L’essayiste Nicolas Baverez, auteur de « L’alerte démocratique » (Ed de L’observatoire), répond ici aux questions de La Revue Civique et indique que « le populisme ne se réduit pas à une force de protestation, il est porteur d’un projet politique très dangereux : la démocratie illibérale, qui est destructrice de la liberté ». Face à lui, « la seule stratégie efficace consiste à lui opposer un projet politique de refondation de la démocratie », comprenant des axes de contenus présentés ici.
A ses yeux, la convergence de divers facteurs produit un contexte particulièrement favorable au national-populisme tendance xénophobe, qui exploite une série de situations et de peurs : « Marine le Pen est en position d’être élue en 2022, en dépit de ses limites et de ses erreurs. L’extrême-droite dispose d’une chance élevée de parvenir au pouvoir au cours de la décennie 2020 (…) Le populisme n’a pas encore gagné dans les urnes mais, nous-dit cet essayiste qui se situe dans la tradition intellectuelle de Raymond Aron, il a largement gagné dans les mentalités et les comportements. Voilà pourquoi il est grand temps de réagir ». Entretien.

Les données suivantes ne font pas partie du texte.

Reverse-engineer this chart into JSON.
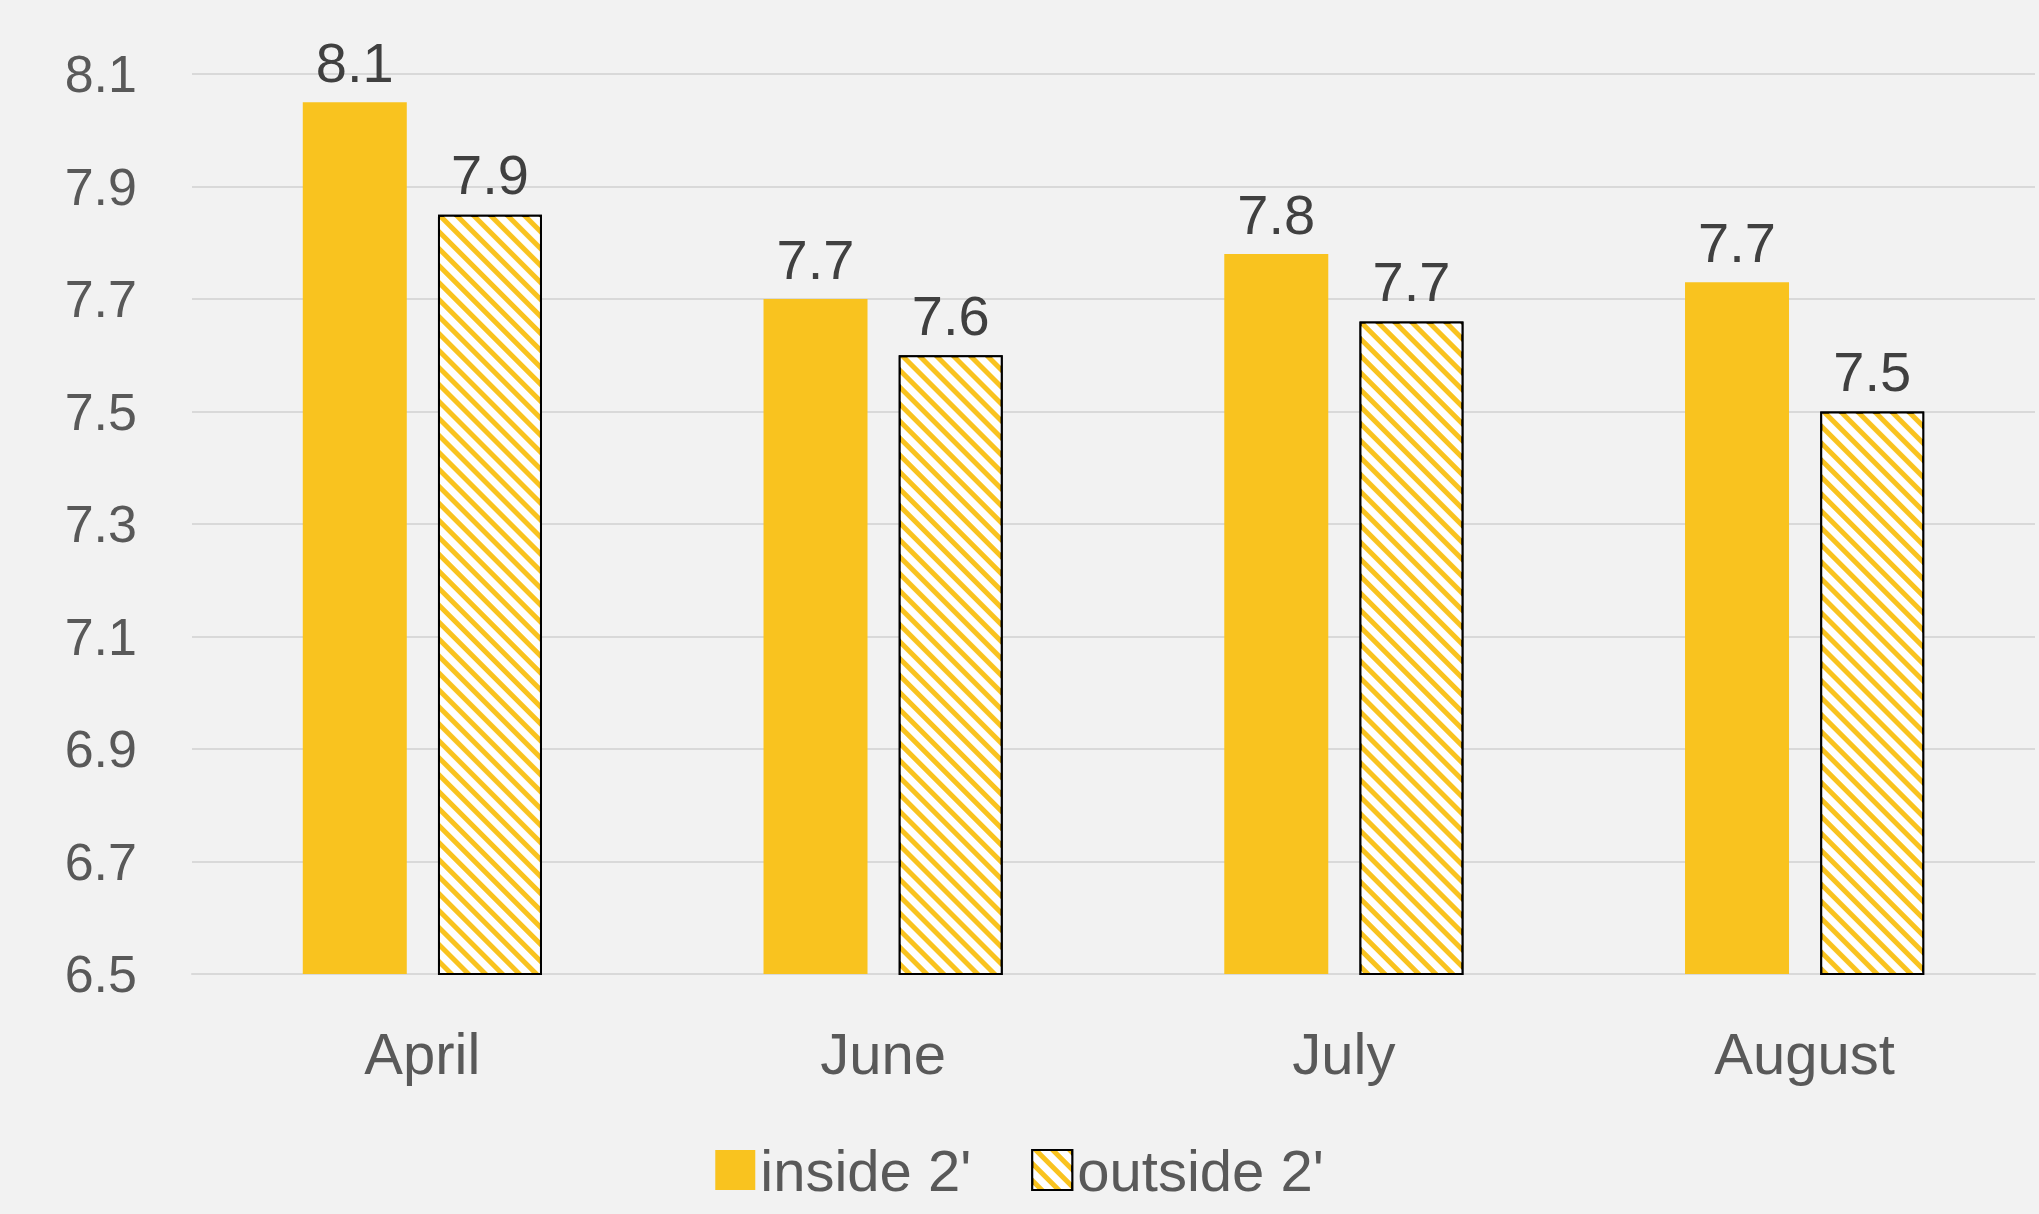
{
  "chart_data": {
    "type": "bar",
    "categories": [
      "April",
      "June",
      "July",
      "August"
    ],
    "series": [
      {
        "name": "inside 2'",
        "color": "#f9c31f",
        "values": [
          8.05,
          7.7,
          7.78,
          7.73
        ],
        "value_labels": [
          "8.1",
          "7.7",
          "7.8",
          "7.7"
        ]
      },
      {
        "name": "outside 2'",
        "color": "#f9c31f",
        "values": [
          7.85,
          7.6,
          7.66,
          7.5
        ],
        "value_labels": [
          "7.9",
          "7.6",
          "7.7",
          "7.5"
        ]
      }
    ],
    "ylim": [
      6.5,
      8.1
    ],
    "yticks": [
      6.5,
      6.7,
      6.9,
      7.1,
      7.3,
      7.5,
      7.7,
      7.9,
      8.1
    ],
    "grid": "y",
    "legend": "bottom"
  }
}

-La Revue Civique : Les démocraties sont menacées par de multiples phénomènes que vous décrivez dans votre livre. La première menace, décrivez-vous, c’est le populisme. Pensez-vous qu’en France, les forces populistes pourront converger au point de faire accéder au pouvoir, Marine Le Pen en 2022 ? Les antidotes, démocratiques et républicaines, aux populismes flamboyants seraient-elles en voie d’affaiblissement grave au point d’ouvrir la voie du pouvoir aux démagogies national-populistes ?
-Nicolas BAVEREZ : La démocratie, qui a cédé à l’illusion de la fin de l’histoire après la chute de l’Union soviétique, redécouvre qu’elle est mortelle. Après une phase d’expansion à la fin du XXème siècle, elle recule aujourd’hui sur tous les continents, sous la pression de régimes alternatifs ou de forces politiques qui la désignent comme leur ennemi : les démocratures, la théocratie iranienne ou le djihadisme. Mais l’issue de cette confrontation dépendra largement de la capacité des démocraties à relever le défi du populisme. La démocratie s’effondre plus souvent de l’intérieur qu’elle n’est défaite militairement. Et ce risque de délitement apparaît au croisement des grandes crises du capitalisme et du bouleversement du système géopolitique.
Une série de facteurs favorables se conjuguent pour produire l’expansion du populisme, les citoyens étant « de plus en plus nombreux à être tentés par le sacrifice de la liberté au nom de l’égalité et de la sécurité ».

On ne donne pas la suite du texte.